A case in point is bank hardware vendor Diebold, which is now running a pilot program to deliver ATM (Automated Teller Machine) services via VDI. Diebold's program aims to transform how enterprises deliver business services by divorcing the dedicated/proprietary hardware from the business service through virtualization technology.
In a phone conference, Mark Kropf, who works in Diebold's Emerging Technologies division, explained that most ATMs in the United States today are based on a built-in PC processor, which runs a version of Microsoft's Windows XP. He added that over time those installations have become complex and difficult to manage. Kropf acknowledged that going the VDI route will give Diebold and its banking customers the ability to more efficiently deliver ATM services.
"We do have a process to go in and retrofit an ATM with a zero client device and uplift the ATM to extend its useful life," Kropf said. Diebold is building its virtualized ATM solution using Cisco products. The success of Diebold's project will have a lasting impact on the VDI market by demonstrating how VDI can be used to do more than just physical enterprise desktop replacement. There is a potential for additional growth.
In a study last year, ABI Research predicted that the worldwide market for hosted virtual desktops is forecast to grow from about $500 million in 2009 to nearly $5 billion in 2016. North America and Europe will comprise the majority of the market for virtual desktops throughout the forecast period. If VDI can be extended to more than hosted virtual desktops, the market could grow even more significantly than ABI Research has predicted.

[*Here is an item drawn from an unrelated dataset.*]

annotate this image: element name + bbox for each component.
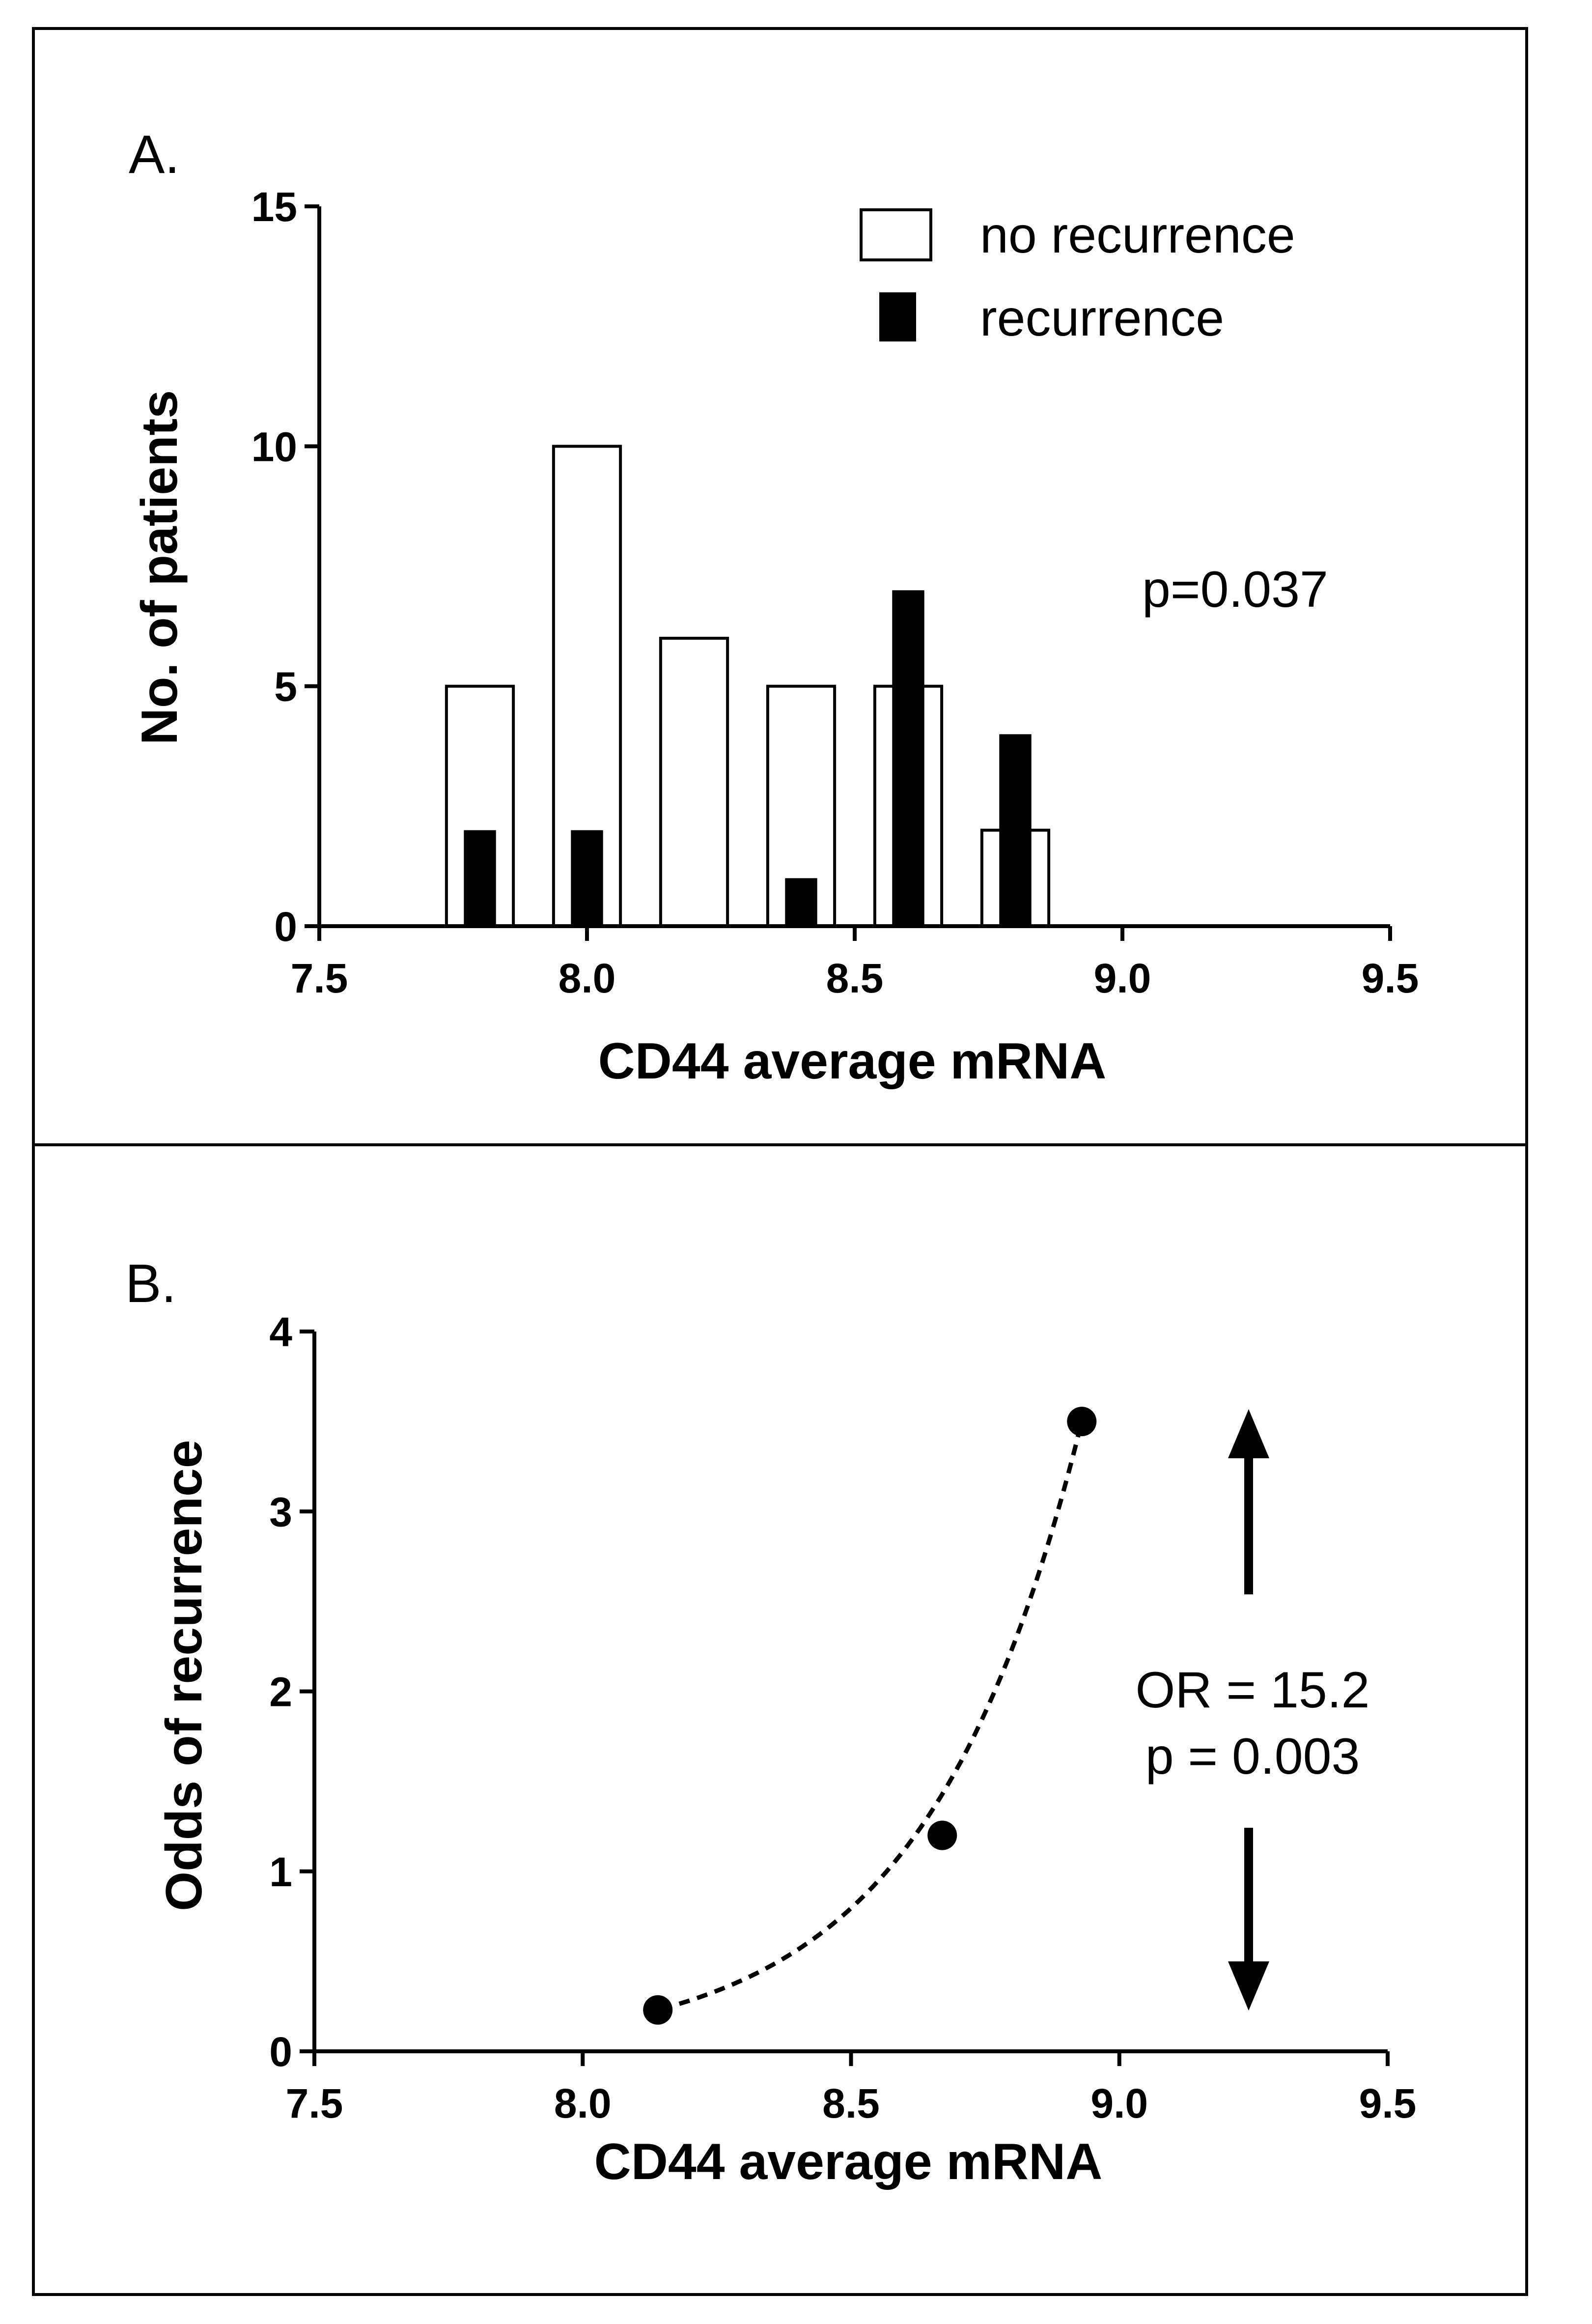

Diebold has an OEM relationship with Cisco to help create the zero client devices for the ATMs. Diebold has standardized on the Cisco UCS server platform for their server core and backend services. Kropf said that the VDI deployment in the server core is very dense since the memory and CPU specifications for a virtual ATM are much lower than is required for a typical user desktop.
Cisco UCS, which was announced in March 2009, is a converged server platform that is optimized for virtualization and VDI deployments, which has continually evolved to offer more capabilities and services. Kropf noted that moving towards VDI has not been without its fair share of challenges for Diebold. When Diebold started the project more than two and a half years ago, each virtual ATM required more than 100M bps of bandwidth.
"VDI is very focused on the user and we have a kiosk setup-
and the UCS performance numbers were based on server virtualization," Kropf said. "So we're constantly testing and learning more about our density and how far we can push it."
"There are so many things that this opens up. And that is why instead of working in a silo and taking five years to develop this, we've announced this early and we're working with customers," Kropf said. "We see this as a story that will continue on in our industry and our cloud computing future."